Applying a Text-Search Algorithm to Radiology Reports Can Find More Patients With Pulmonary Nodules Than Radiology Coding Alone
Introduction: Chest imaging often incidentally finds indeterminate nodules that need to be monitored to ensure early detection of lung cancers. Health care systems need effective approaches for identifying these lung nodules. We compared the diagnostic performance of 2 approaches for identifying patients with lung nodules on imaging studies (chest/abdomen): (1) relying on radiologists to code imaging studies with lung nodules; and (2) applying a text search algorithm to identify references to lung nodules in radiology reports.
Methods: We assessed all radiology studies performed between January 1, 2016 and November 30, 2016 in a single Veterans Health Administration hospital. We first identified imaging reports with a diagnostic code for a pulmonary nodule. We then applied a text search algorithm to identify imaging reports with key words associated with lung nodules. We reviewed medical records for all patients with a suspicious radiology report based on either search strategy to confirm the presence of a lung nodule. We calculated the yield and the positive predictive value (PPV) of each search strategy for finding pulmonary nodules.
Results: We identified 12,983 imaging studies with a potential lung nodule. Chart review confirmed 8,516 imaging studies with lung nodules, representing 2,912 unique patients. The text search algorithm identified all the patients with lung nodules identified by the radiology coding (n = 1,251) as well as an additional 1,661 patients. The PPV of the text search was 72% (2,912/4,071) and the PPV of the radiology code was 92% (1,251/1,363). Among the patients with nodules missed by radiology coding but identified by the text search algorithm, 130 had lung nodules > 8 mm in diameter.

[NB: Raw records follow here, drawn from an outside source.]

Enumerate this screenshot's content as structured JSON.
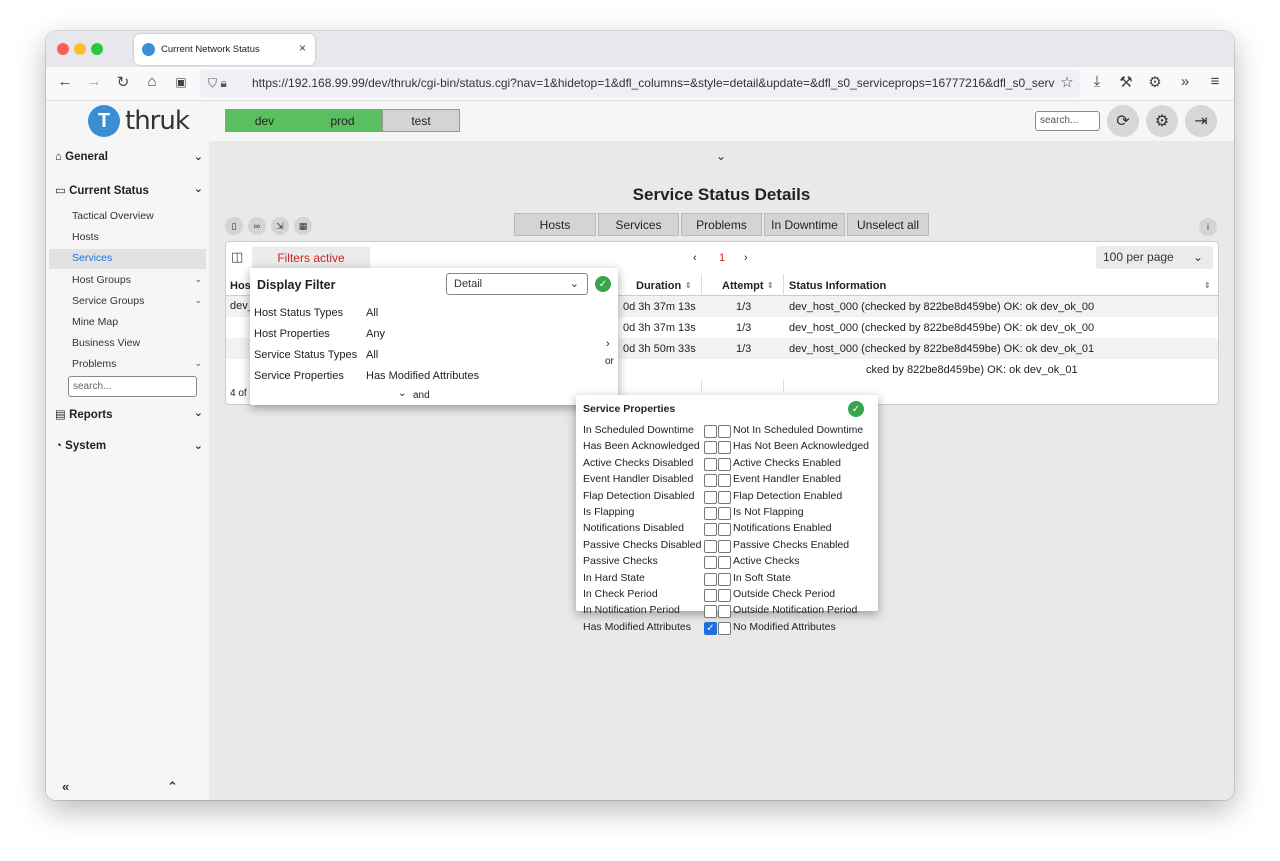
{
  "browser": {
    "tab_title": "Current Network Status",
    "tab_close": "×",
    "url": "https://192.168.99.99/dev/thruk/cgi-bin/status.cgi?nav=1&hidetop=1&dfl_columns=&style=detail&update=&dfl_s0_serviceprops=16777216&dfl_s0_serv"
  },
  "logo": {
    "text": "thruk"
  },
  "sidebar": {
    "general": "General",
    "current_status": "Current Status",
    "items": [
      {
        "label": "Tactical Overview"
      },
      {
        "label": "Hosts"
      },
      {
        "label": "Services"
      },
      {
        "label": "Host Groups"
      },
      {
        "label": "Service Groups"
      },
      {
        "label": "Mine Map"
      },
      {
        "label": "Business View"
      },
      {
        "label": "Problems"
      }
    ],
    "search_placeholder": "search...",
    "reports": "Reports",
    "system": "System",
    "collapse": "«",
    "scroll_top": "⌃"
  },
  "topbar": {
    "sites": [
      {
        "label": "dev"
      },
      {
        "label": "prod"
      },
      {
        "label": "test"
      }
    ],
    "search_placeholder": "search..."
  },
  "main": {
    "title": "Service Status Details",
    "quick_buttons": [
      {
        "label": "Hosts"
      },
      {
        "label": "Services"
      },
      {
        "label": "Problems"
      },
      {
        "label": "In Downtime"
      },
      {
        "label": "Unselect all"
      }
    ],
    "filters_active": "Filters active",
    "pager": {
      "prev": "‹",
      "page": "1",
      "next": "›"
    },
    "per_page": "100 per page",
    "info": "i",
    "table": {
      "headers": {
        "host": "Hos",
        "duration": "Duration",
        "attempt": "Attempt",
        "status_info": "Status Information"
      },
      "rows": [
        {
          "host": "dev_",
          "duration": "0d 3h 37m 13s",
          "attempt": "1/3",
          "info": "dev_host_000 (checked by 822be8d459be) OK: ok dev_ok_00"
        },
        {
          "host": "",
          "duration": "0d 3h 37m 13s",
          "attempt": "1/3",
          "info": "dev_host_000 (checked by 822be8d459be) OK: ok dev_ok_00"
        },
        {
          "host": "",
          "duration": "0d 3h 50m 33s",
          "attempt": "1/3",
          "info": "dev_host_000 (checked by 822be8d459be) OK: ok dev_ok_01"
        },
        {
          "host": "",
          "duration": "",
          "attempt": "",
          "info": "cked by 822be8d459be) OK: ok dev_ok_01"
        }
      ],
      "footer": "4 of"
    }
  },
  "display_filter": {
    "title": "Display Filter",
    "mode": "Detail",
    "rows": [
      {
        "label": "Host Status Types",
        "value": "All"
      },
      {
        "label": "Host Properties",
        "value": "Any"
      },
      {
        "label": "Service Status Types",
        "value": "All"
      },
      {
        "label": "Service Properties",
        "value": "Has Modified Attributes"
      }
    ],
    "or_label": "or",
    "and_label": "and"
  },
  "service_properties": {
    "title": "Service Properties",
    "rows": [
      {
        "left": "In Scheduled Downtime",
        "right": "Not In Scheduled Downtime",
        "checked": false
      },
      {
        "left": "Has Been Acknowledged",
        "right": "Has Not Been Acknowledged",
        "checked": false
      },
      {
        "left": "Active Checks Disabled",
        "right": "Active Checks Enabled",
        "checked": false
      },
      {
        "left": "Event Handler Disabled",
        "right": "Event Handler Enabled",
        "checked": false
      },
      {
        "left": "Flap Detection Disabled",
        "right": "Flap Detection Enabled",
        "checked": false
      },
      {
        "left": "Is Flapping",
        "right": "Is Not Flapping",
        "checked": false
      },
      {
        "left": "Notifications Disabled",
        "right": "Notifications Enabled",
        "checked": false
      },
      {
        "left": "Passive Checks Disabled",
        "right": "Passive Checks Enabled",
        "checked": false
      },
      {
        "left": "Passive Checks",
        "right": "Active Checks",
        "checked": false
      },
      {
        "left": "In Hard State",
        "right": "In Soft State",
        "checked": false
      },
      {
        "left": "In Check Period",
        "right": "Outside Check Period",
        "checked": false
      },
      {
        "left": "In Notification Period",
        "right": "Outside Notification Period",
        "checked": false
      },
      {
        "left": "Has Modified Attributes",
        "right": "No Modified Attributes",
        "checked": true
      }
    ]
  },
  "colors": {
    "site_active": "#5cbf5f",
    "site_inactive": "#d4d4d4",
    "accent_link": "#1f6fe0",
    "filters_active": "#cc2222",
    "ok_check": "#3ba54b"
  }
}
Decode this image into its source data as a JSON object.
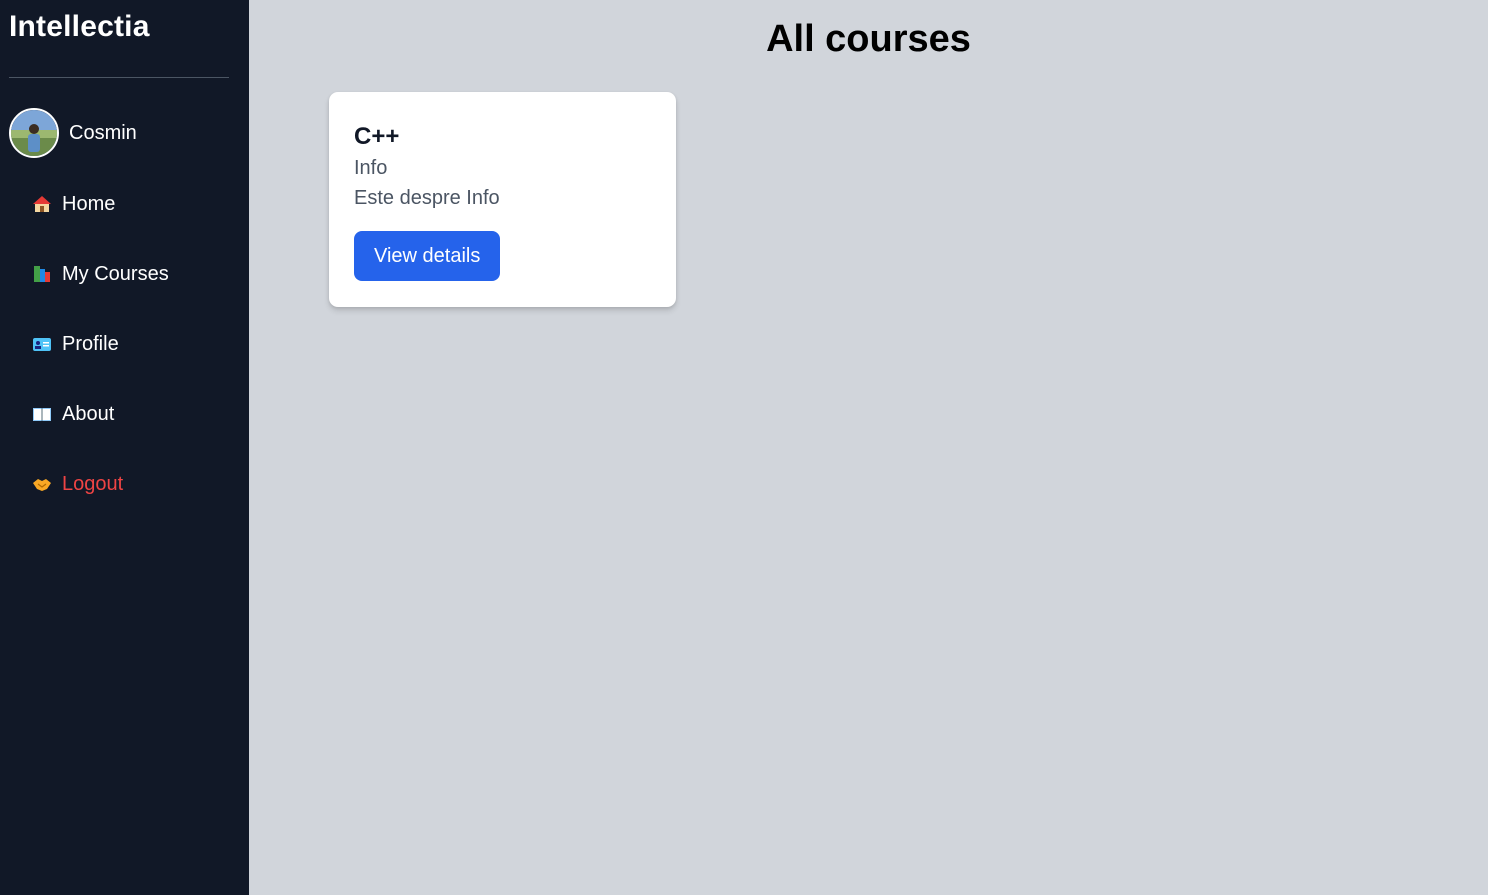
{
  "sidebar": {
    "brand": "Intellectia",
    "user": {
      "name": "Cosmin"
    },
    "items": [
      {
        "label": "Home",
        "icon": "house-icon"
      },
      {
        "label": "My Courses",
        "icon": "books-icon"
      },
      {
        "label": "Profile",
        "icon": "id-card-icon"
      },
      {
        "label": "About",
        "icon": "open-book-icon"
      },
      {
        "label": "Logout",
        "icon": "handshake-icon"
      }
    ]
  },
  "main": {
    "title": "All courses",
    "courses": [
      {
        "title": "C++",
        "category": "Info",
        "description": "Este despre Info",
        "button_label": "View details"
      }
    ]
  },
  "colors": {
    "sidebar_bg": "#111827",
    "main_bg": "#d1d5db",
    "accent": "#2563eb",
    "logout": "#ef4444"
  }
}
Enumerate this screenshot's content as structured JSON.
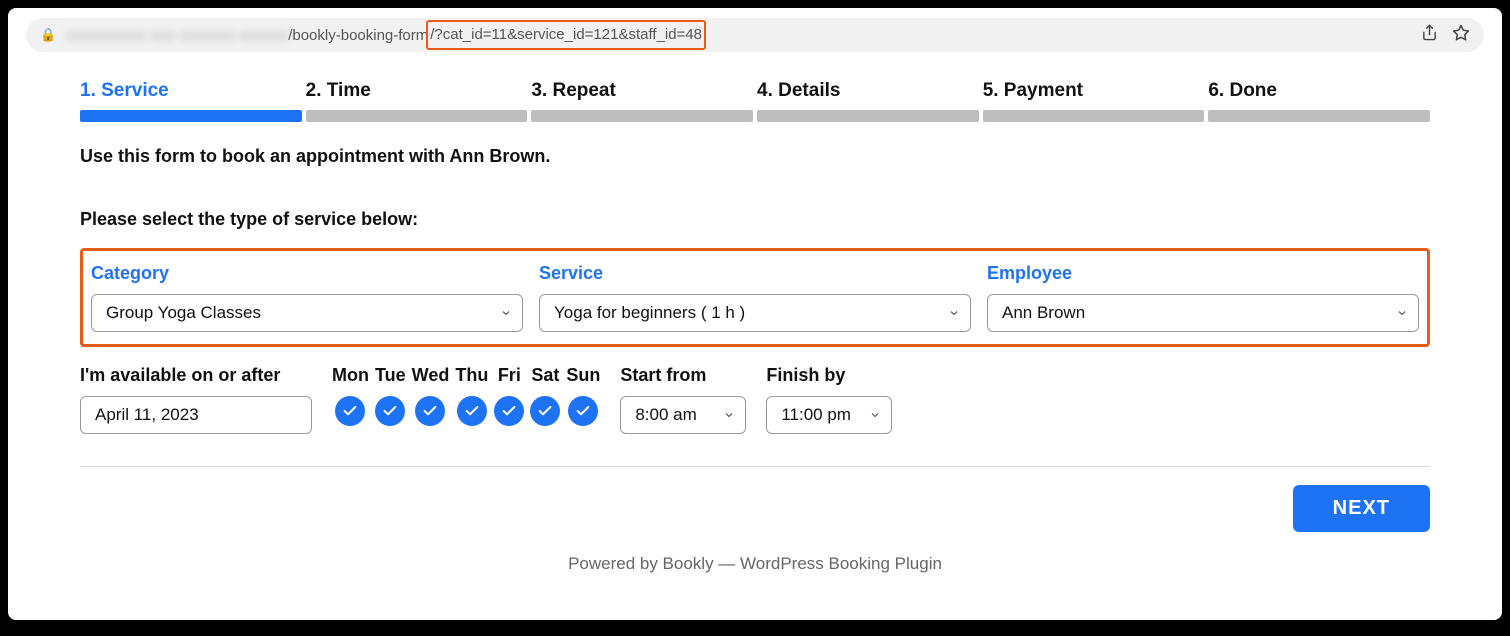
{
  "url": {
    "obscured": "xxxxxxxxxx xxx xxxxxxx xxxxxx",
    "path": "/bookly-booking-form",
    "query": "/?cat_id=11&service_id=121&staff_id=48"
  },
  "steps": [
    {
      "label": "1. Service",
      "active": true
    },
    {
      "label": "2. Time",
      "active": false
    },
    {
      "label": "3. Repeat",
      "active": false
    },
    {
      "label": "4. Details",
      "active": false
    },
    {
      "label": "5. Payment",
      "active": false
    },
    {
      "label": "6. Done",
      "active": false
    }
  ],
  "intro": "Use this form to book an appointment with Ann Brown.",
  "subintro": "Please select the type of service below:",
  "fields": {
    "category": {
      "label": "Category",
      "value": "Group Yoga Classes"
    },
    "service": {
      "label": "Service",
      "value": "Yoga for beginners ( 1 h )"
    },
    "employee": {
      "label": "Employee",
      "value": "Ann Brown"
    }
  },
  "availability": {
    "date_label": "I'm available on or after",
    "date_value": "April 11, 2023",
    "days": [
      "Mon",
      "Tue",
      "Wed",
      "Thu",
      "Fri",
      "Sat",
      "Sun"
    ],
    "start_label": "Start from",
    "start_value": "8:00 am",
    "finish_label": "Finish by",
    "finish_value": "11:00 pm"
  },
  "next_label": "NEXT",
  "powered": "Powered by Bookly — WordPress Booking Plugin",
  "colors": {
    "primary": "#1e73f4",
    "highlight_border": "#e95c17"
  }
}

Conclusions: The text search algorithm can identify additional patients with lung nodules compared to the radiology coding; however, this strategy requires substantial clinical review time to confirm nodules. Health care systems adopting nodule-tracking approaches should recognize that relying only on radiology coding might miss clinically important nodules.
Results
We identified 12,983 radiology studies that required manual review during the study period. We confirmed that 8,516 imaging studies had lung nodules, representing 2,912 patients. Subjects with lung nodules were predominantly male (96%), aged between 60 and 79 years (71%), and lived in a rural area (72%). More than 50% of these patients had COPD and over a third were current smokers (Table 1). The text search algorithm identified all of the patients identified by the radiology diagnostic code (n = 1,251). It also identified an additional 1,661 patients with lung nodules that otherwise would have been missed by the radiology code. Compared with those identified only by the text search, those identified by both the radiology coding and text search were older, had lower Charlson comorbidity scores, and were more likely to be a current smoker.
The text search algorithm identified more than twice as many patients with potential lung nodules compared with the radiology diagnostic code (4,071 vs 1,363) (Table 2). However, the text search algorithm was associated with a much higher number of false positives than was the diagnostic code (1,159 vs 112) and a lower PPV (72% [95% CI, 70.6-73.4] vs 92% [95% CI, 90.6-93.4], respectively). The text search algorithm identified 130 patients with lung nodules of moderate to high risk for malignancy (> 8 mm diameter) that were not identified by the radiology code. When the PPV of each search strategy was calculated based on imaging studies with nodules (most patients had > 1 imaging study), the results remained similar (98% for radiology code and 66% for text search). A larger proportion of the lung nodules detected by code 44 vs the text search algorithm were from CT chest studies.
Discussion
In a population of predominantly older male veterans with significant risk factors for lung cancer and high incidence of incidental lung nodules, applying a text search algorithm on radiology reports identified a substantial number of patients with lung nodules, including some with nodules > 8 mm, that were missed by the radiologist-generated code.9,10 Improving the yield of detection for lung nodules in a population with high risk for lung cancer would increase the likelihood of detecting patients with potentially curable early-stage lung cancers, decreasing lung cancer mortality.
The reasons for the high number of patients with lung nodules missed by the radiology code are unclear. Potential explanations may include the lack of standardization of imaging reports by the radiologists (ie, only 21% of chest CTs used a standardized template describing a lung nodule in our study), a problem well recognized both within and outside VHA.8,12
The text search algorithm identified more patients with lung nodules but had a higher rate of false positives when compared with the diagnostic code. The high rate of false positives resulted in more charts to review and an increased workload for the lung nodule registry team. The challenges presented by an increased workload should be balanced against the potential harms of missing nodules that develop into advanced cancer.